Mitra internasional dapat berperan membantu membangun skema pembiayaan jangka panjang — seperti dana perwalian, pertukaran utang, atau mekanisme berbasis kinerja, sembari menahan diri dari godaan dan keinginan untuk terlalu mengintervensi jalannya program.

Jurnalisme Berbasis Informasi Sebagai bagian dari Strategi
Dalam konteks ini, informasi perlu selayaknya diperlakukan seperti asupan “oksigen” agar arah perubahan itu dapat terjadi: dengan tetap menyajikan fakta yang kredibel, tepat waktu, dan terbuka untuk publik.
Jika semua dapat dilakukan dengan baik, maka jurnalisme mampu mengubah arah kebijakan, memperketat akuntabilitas, dan melindungi manusia.
Kita telah melihat beragam kasus tentang bagaimana kesepakatan rahasia akhirnya dibatalkan setelah isinya terungkap ke publik. Klaim perihal penjagaan iklim dari perusahaan penerima subsidi perlu diperiksa hingga dana publik dialihkan. Berbagai fakta dan data ini lalu dapat digunakan oleh jaksa, legislator, dan kelompok-kelompok di akar rumput sebagai bukti .
Poin utamanya adalah pada ketepatan laporan, bukan banyaknya informasi.
Menggabungkan liputan tentang krisis dengan solusi yang sudah terbukti bukanlah suatu bentuk pencitraan; melainkan cara pelaporan yang lebih menyeluruh yang dapat membantu pembaca untuk serta memberi contoh konkret bagi para pelaku lapangan.
Di era ketika AI bisa memproduksi kebohongan secara masif, maka verifikasi, kolaborasi lokal, dan perencanaan keamanan menjadi hal yang wajib.
Karena itu, investasi harus diarahkan pada infrastruktur pendukung: berbasis data terbuka, pendistribusian dalam berbagai bahasa, serta memastikan penyimpanan data yang benar-benar dapat digunakan oleh regulator dan tim penegakan regulasi.
Setelah itu, pemantauan hasil nyata kerja perlu dilakukan — seperti mengumpulkan data tentang kontrak yang dibatalkan, izin yang direvisi, atau anggaran yang dialihkan — bukan hanya sekadar mencari sensasi dengan jumlah klik di laman berita.
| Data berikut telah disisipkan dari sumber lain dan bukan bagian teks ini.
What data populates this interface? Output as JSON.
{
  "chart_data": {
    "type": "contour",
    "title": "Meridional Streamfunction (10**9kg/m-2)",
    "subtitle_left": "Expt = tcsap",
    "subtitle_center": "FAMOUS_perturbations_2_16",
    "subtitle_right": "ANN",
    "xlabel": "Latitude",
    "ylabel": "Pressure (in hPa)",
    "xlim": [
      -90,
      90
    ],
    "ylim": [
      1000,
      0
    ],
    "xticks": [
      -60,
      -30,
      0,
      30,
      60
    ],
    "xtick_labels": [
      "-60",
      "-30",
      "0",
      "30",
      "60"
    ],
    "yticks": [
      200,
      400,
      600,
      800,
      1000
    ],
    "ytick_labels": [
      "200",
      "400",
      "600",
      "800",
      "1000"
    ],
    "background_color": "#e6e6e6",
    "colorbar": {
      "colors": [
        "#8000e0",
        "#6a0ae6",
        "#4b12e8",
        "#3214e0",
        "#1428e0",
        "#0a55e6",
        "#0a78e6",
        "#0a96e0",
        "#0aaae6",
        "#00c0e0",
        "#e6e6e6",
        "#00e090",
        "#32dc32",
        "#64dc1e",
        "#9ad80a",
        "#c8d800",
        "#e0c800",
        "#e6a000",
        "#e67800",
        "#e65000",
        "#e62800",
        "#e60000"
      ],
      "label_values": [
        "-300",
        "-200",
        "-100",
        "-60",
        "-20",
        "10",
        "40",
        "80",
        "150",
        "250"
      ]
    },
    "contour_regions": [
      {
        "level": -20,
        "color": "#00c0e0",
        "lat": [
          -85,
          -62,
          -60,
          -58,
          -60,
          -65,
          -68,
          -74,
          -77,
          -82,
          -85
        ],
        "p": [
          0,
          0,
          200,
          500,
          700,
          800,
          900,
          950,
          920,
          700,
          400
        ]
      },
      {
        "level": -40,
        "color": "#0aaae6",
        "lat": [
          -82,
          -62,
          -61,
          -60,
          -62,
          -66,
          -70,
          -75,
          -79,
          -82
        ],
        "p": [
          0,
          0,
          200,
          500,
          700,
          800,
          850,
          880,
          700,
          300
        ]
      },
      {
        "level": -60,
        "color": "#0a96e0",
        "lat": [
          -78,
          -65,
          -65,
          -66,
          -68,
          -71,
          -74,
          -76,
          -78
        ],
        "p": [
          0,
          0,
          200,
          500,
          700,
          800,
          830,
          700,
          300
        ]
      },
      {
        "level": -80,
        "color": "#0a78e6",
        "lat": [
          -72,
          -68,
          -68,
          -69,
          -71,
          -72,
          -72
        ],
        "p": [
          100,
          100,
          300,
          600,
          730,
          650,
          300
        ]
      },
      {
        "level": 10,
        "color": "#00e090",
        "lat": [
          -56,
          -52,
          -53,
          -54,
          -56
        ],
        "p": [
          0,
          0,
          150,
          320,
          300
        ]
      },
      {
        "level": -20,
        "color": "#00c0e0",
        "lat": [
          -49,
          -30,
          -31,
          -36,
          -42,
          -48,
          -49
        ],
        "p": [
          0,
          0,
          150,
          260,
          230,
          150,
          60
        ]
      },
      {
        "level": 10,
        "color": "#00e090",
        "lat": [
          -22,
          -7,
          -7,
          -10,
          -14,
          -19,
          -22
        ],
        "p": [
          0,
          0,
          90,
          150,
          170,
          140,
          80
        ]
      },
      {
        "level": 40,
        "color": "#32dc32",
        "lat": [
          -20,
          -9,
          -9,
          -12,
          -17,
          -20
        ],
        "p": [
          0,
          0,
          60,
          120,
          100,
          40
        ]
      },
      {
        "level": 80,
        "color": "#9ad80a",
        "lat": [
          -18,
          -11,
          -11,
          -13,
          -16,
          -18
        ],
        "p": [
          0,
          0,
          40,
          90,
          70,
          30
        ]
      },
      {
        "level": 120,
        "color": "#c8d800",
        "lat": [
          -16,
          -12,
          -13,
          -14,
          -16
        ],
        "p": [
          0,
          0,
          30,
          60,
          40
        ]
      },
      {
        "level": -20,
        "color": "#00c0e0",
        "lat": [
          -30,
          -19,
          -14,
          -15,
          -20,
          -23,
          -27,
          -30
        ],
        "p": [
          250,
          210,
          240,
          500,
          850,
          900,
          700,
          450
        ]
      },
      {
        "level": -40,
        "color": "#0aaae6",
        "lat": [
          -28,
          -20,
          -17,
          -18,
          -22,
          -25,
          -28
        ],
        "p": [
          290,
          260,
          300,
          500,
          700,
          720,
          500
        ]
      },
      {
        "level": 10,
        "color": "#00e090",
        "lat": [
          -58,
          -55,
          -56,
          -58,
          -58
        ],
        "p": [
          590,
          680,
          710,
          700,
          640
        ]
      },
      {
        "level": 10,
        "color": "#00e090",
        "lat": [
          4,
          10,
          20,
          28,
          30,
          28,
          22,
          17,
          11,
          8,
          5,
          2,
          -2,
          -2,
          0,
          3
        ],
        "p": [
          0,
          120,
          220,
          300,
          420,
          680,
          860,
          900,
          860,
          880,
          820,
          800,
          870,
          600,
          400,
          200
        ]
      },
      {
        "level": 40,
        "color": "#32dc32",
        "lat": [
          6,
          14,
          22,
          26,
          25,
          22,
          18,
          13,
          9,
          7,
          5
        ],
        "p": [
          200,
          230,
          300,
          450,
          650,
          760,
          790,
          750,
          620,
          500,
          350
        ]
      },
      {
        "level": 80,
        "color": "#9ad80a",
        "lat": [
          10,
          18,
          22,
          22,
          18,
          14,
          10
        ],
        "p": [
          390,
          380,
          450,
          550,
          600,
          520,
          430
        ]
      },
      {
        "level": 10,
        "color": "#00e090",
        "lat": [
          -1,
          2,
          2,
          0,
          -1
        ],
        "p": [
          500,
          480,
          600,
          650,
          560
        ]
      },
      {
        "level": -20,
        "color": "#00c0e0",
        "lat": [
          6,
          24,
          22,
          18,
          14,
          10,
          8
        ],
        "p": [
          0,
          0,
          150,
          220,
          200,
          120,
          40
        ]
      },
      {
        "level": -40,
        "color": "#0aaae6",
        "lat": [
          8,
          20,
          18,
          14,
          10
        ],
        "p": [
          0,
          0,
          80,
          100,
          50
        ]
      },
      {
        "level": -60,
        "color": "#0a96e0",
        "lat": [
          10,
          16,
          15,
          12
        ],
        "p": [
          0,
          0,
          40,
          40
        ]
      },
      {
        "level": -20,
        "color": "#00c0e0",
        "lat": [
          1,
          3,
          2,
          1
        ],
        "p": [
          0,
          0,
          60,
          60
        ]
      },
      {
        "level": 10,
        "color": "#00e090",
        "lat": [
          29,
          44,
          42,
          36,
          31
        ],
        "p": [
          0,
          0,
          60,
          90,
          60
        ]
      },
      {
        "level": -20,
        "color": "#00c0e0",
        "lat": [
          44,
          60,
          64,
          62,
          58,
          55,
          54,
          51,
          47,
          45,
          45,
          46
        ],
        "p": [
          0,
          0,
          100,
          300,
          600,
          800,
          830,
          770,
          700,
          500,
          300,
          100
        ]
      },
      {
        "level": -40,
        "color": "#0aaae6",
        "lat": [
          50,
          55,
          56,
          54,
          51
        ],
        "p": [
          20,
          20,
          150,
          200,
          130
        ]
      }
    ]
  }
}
Membangun Koalisi Yang Lebih Luas dan Beragam
Ketika politik nasional menjadi terpolarisasi, pemerintah di tingkat lokal, lembaga daerah, Masyarakat Adat, dan pelaku bisnis yang berpikiran praktis seringkali masih menjadi sandaran untuk mengambil tindakan.
Tugas kita adalah menjalin hubungan kerjasama “di luar zona nyaman umum” yang berfokus pada titik-titik di mana kepentingan para pihak dapat saling bertemu: seperti upaya restorasi lahan yang dapat meningkatkan daerah serapan hijau; membangun model ekonomi sirkular yang mengurangi limbah sekaligus menghemat biaya; atau upaya pemulihan alam liar (rewilding) yang menurunkan risiko kebakaran.
Kita tidak perlu lagi menghabiskan energi untuk meyakinkan pihak yang sudah pasti kukuh menolak, tetapi perlu melibatkan kelompok yang bisa beraliansi melalui isu-isu yang relevan bagi mereka.
Demikian pula, kita perlu mendorong inisiatif di bidang ekonomi dan kesehatan publik yang dapat memperkuat keanekaragaman hayati.
Prinsip perancangan semacam ini juga berlaku untuk isu-isu lain seperti pangan, konservasi air tawar, dan perlindungan laut. Isu-isu dimana reformasi subsidi dan pelacakan rantai pasok dapat dijalankan lebih cepat alih-alih menunggu hingga lahirnya undang-undang baru.
Legitimasi pun memiliki arti penting. Program konservasi seharusnya memperlakukan masyarakat lokal sebagai rekan kerja, bukan hanya sekadar tujuan penerima manfaat, sistem ini tentu akan lebih jauh berkembang dan dan bertahan lebih lama.
Lingkungan kebijakan yang mengembalikan nilai kepada pengelola lokal, memperjelas hak, dan menanamkan sistem pengelolaan bersama bukanlah sebuah kemewahan, melainkan prasyarat bagi keberlanjutan.
Lebih jauh lagi, ketahanan jangka panjang bergantung pada kejelasan hak atas tanah atau sumber daya, penerapan FPIC (free, prior and informed consent/persetujuan bebas, didahulukan, dan diinformasikan) lewat pembagian manfaat yang adil. Tanpa hal-hal tersebut, koalisi akan terasa rapuh dan hasilnya biasanya tidak akan dapat bertahan lama.
Beberapa contoh di kawasan Afrika dan kawasan lain telah membawa bukti. Di sini kita semua sebaiknya perlu saling mendukung, berbagi pengakuan, dan mengikuti langkah tersebut.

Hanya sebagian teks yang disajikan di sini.